A new analysis from the Congressional Budget Office says that the Affordable Care Act will result in more than 2 million fewer full-time workers in the next several years, providing Republican opponents of the law a powerful political weapon leading up to this year’s midterm elections.

The law is also expected to have a significant effect on hours worked, the nonpartisan budget office said in a regular update to its budget projections released Tuesday. With the expansion of insurance coverage, more workers will choose not to work and others will choose to work fewer hours than they might have otherwise, it said. The decline in hours worked will translate into a loss of the equivalent of 2.5 million full-time positions by 2024, the budget office said.

You remember the sales pitch, right?

“It will create 4 million jobs, 400,000 jobs almost immediately,” Pelosi promised.

Also remember the pledge about how Obamacare would help the government save money?

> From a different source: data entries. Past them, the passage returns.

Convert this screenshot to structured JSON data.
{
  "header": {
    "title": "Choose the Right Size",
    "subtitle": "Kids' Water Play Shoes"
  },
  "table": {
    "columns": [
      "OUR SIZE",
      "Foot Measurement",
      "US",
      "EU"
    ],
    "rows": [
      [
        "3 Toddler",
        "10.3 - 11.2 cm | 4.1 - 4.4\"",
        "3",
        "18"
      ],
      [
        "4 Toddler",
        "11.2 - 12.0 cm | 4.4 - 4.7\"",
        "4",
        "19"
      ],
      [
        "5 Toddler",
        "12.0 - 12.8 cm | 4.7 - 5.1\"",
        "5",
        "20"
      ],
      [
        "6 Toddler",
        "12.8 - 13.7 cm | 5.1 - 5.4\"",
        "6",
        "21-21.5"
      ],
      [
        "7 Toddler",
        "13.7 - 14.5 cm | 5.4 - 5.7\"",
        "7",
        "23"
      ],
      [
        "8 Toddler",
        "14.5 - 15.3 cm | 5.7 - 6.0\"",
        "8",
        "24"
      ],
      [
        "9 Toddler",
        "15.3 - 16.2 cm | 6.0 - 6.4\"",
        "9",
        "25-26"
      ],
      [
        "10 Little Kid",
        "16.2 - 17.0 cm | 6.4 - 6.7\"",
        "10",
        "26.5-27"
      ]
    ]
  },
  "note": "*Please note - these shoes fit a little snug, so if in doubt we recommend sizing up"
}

DNC chair Debbie Wasserman Schultz, last year:

The Affordable Care Act, according to the CBO analysis, the Congressional Budget Office, a non-partisan entity, has said, has calculated it will bring the deficit down. . . . There’s a lot of garbage out there about what the Affordable Care Act does. . . . The Tea Party latched onto opposition to the Affordable Care Act with all their might, and the truth hasn’t really mattered that much, while people like me endeavor to go out, like I’m doing right now, and educate people on what it does and what it doesn’t do.

Yeah, not so much, according to that same CBO she cited:

It also creates a major issue for the president, who has repeatedly said the ACA will be revenue neutral. Instead, the CBO projects that subsidies will account for increasing chunks of deficit spending, starting at $20 billion this year and steadily increasing to $159 billion in 2024, for a collective deficit of just under $1.2 trillion. The cumulative deficit from the ACA for the next decade could reach $1.35 trillion.

UPDATE: A reader reminds me of Obama’s pledge that “health care reform will not add one dime to our deficit.”

FACT CHECK: True. Obamacare doesn’t add “one dime” to the deficit, it adds trillions and trillions of dimes.